Hyatt finds the blues inspiring for many reasons. She feels as though she is singing and playing songs that have been formed and sculpted through time, in different ways.

“There’s a lot of history to the blues, which I think is important to recognize and honour,” said Hyatt. “It’s a music that’s really based off of being passionate and being in the moment with it and conveying a lot of feeling with it.”

Hyatt and Burden have produced three official CD’s, and one demo. With every CD they release, they consider it an accomplishment. Promoting themselves to the point where hearing their music on the radio is also considered an accomplishment. In addition, playing with his daughter is a huge achievement for Burden.

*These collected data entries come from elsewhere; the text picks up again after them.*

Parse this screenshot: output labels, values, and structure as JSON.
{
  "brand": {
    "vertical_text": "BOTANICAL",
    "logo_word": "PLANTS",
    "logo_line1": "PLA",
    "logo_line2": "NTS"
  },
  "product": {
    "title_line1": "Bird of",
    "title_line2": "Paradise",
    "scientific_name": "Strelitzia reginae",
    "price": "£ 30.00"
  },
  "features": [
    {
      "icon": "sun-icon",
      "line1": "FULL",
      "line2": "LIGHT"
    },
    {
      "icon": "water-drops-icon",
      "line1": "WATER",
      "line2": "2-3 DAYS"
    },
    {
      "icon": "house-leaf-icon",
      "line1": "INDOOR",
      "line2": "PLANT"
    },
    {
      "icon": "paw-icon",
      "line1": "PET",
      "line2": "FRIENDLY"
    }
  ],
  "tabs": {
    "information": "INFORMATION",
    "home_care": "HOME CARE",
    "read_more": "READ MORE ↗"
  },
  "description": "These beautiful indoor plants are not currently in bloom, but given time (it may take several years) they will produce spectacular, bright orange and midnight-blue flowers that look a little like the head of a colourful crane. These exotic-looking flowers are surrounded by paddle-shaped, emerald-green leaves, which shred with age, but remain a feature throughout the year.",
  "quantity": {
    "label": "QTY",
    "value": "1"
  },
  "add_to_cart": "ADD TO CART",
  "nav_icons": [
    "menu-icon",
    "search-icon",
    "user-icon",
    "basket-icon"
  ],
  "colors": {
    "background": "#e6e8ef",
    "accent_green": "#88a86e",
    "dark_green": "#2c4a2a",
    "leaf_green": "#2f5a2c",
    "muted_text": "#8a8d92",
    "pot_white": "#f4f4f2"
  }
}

“Playing with Holly is an accomplishment, because we still get along,” he said. “It’s very cool, because I’ve played with all kinds of people.

“A lot of times I don’t even think about the fact that she is my daughter,” Burden added. “It’s because she is a great musician; I enjoy playing with her, I love singing with her and hearing her sing. And I love hearing her play bass. It’s great, it’s wonderful.”

Hyatt and Burden have one more show in their 11-show tour, and then they will be taking a hiatus for the holiday season. Their latest CD, Shufflin’ the Blues has done extremely well and is catching air-time across the country. The new year will bring another step towards expanding their audience, with dreams of recording a studio album in the south, sometime in the future.